One of the first critical steps to laying out a national plan is to define key terms. The Strategy cuts through a lot of murky argument and states clearly that the major threat we face is from violent extremism perpetrated or inspired by terrorist groups and others that claim to act in the name of Islam.

It rightly points out it’s those groups that are exerting an influence in Australia, and that this is increasing the risk of home grown terrorism, particularly by encouraging lone wolf attacks.

The Strategy correctly notes that ‘despite our best efforts, there can be no guarantees that a terrorist attack will not occur’. This is a useful reminder: we could spend ourselves into bankruptcy and still not achieve perfect security.

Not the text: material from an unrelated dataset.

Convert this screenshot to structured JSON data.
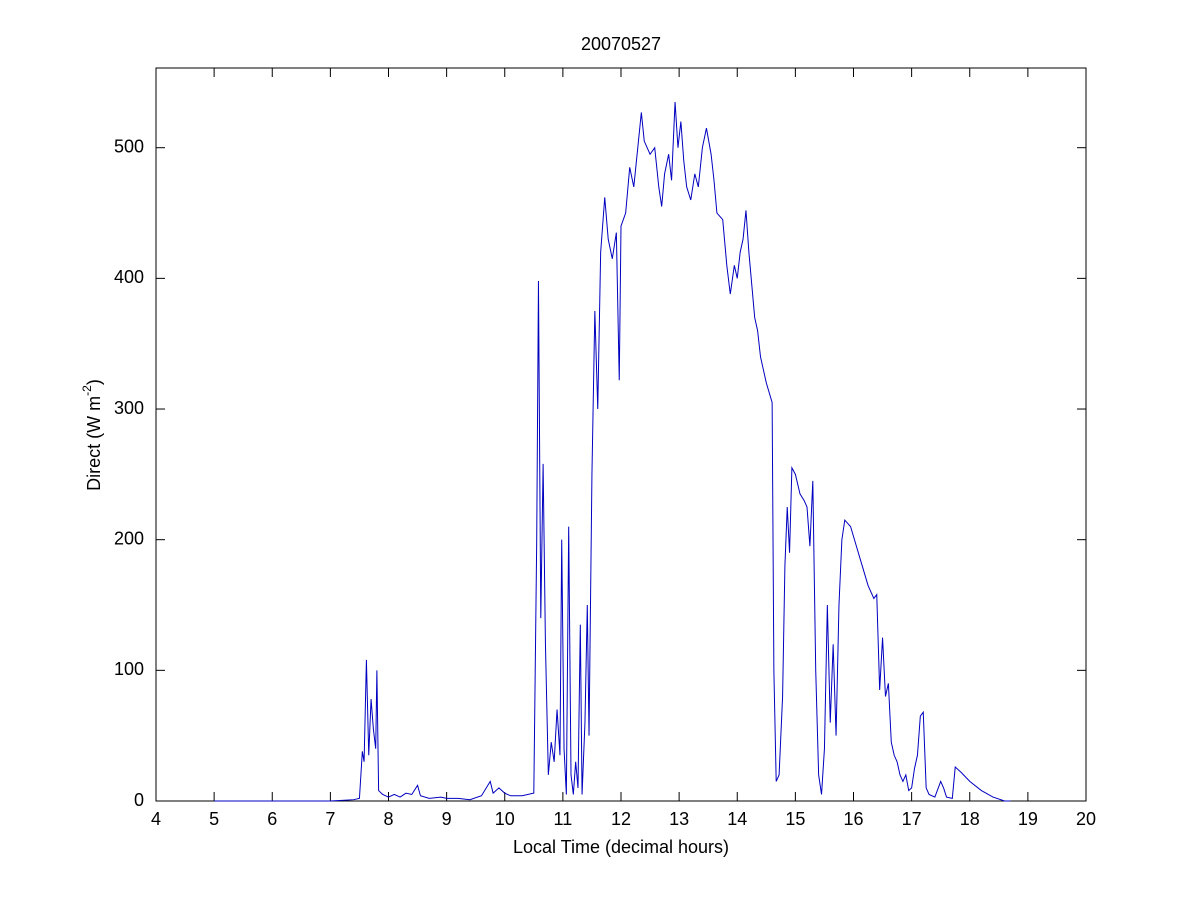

The Strategy is also right to raise the role of values in the national security debate. It states that in challenging extremists we should ‘seek to promote the values and ideas which underpin our society’. We’ve been far too bashful in arguing that national identity is a matter of national security. We shouldn’t shy away from defining what we stand for; for unless we do so, extremist ideologies are likely to fill the vacuum.

But there are some weaknesses in the document. At times it reads as a collection of policies rather than clear priorities that would guide the allocation of scarce resources to achieve specific counter- terrorism objectives. Priority setting is important because countering terrorism is a long-term requirement that may influence Australia for generations.

The Strategy talks about shaping the global environment in the face of an international terror threat. But it fails to acknowledge the importance of diplomacy or the application of our foreign aid budget in countering violent extremism.

On the home front there’s no mention of the importance of building resilience in schools and training teachers to identify signs of radicalisation. While it notes the role of the internet in radicalisation and recruitment, it doesn’t discuss the capacity of the new Children’s e-Safety Commissioner in raising awareness about the dangers of online extremism. The role of the new Australian Border Force in responding to terrorism also fails to receive a mention.

Where to from here? The Strategy has been released, priorities need to be agreed, funding allocated and agencies and communities brought on board. Alongside COAG, the Prime Minister should establish a Counter-Terrorism Advisory Council to bring together prominent Australian community leaders (who should have a say in efforts to aid vulnerable members of their communities), counterterrorism experts from academia, mental health professionals, communications specialists, educationalists and business leaders to help guide programs and policies that will safeguard Australia from terrorism and counter violent extremism.

Ultimately, as the Strategy points out, our approach in countering terrorism must be about protecting lives and, one hopes, our way of life. But we shouldn’t expect the impossible from our plans or our leaders here. The truth is that this new document doesn’t make us safer just by its release; even the best strategy is worthless unless it’s well implemented.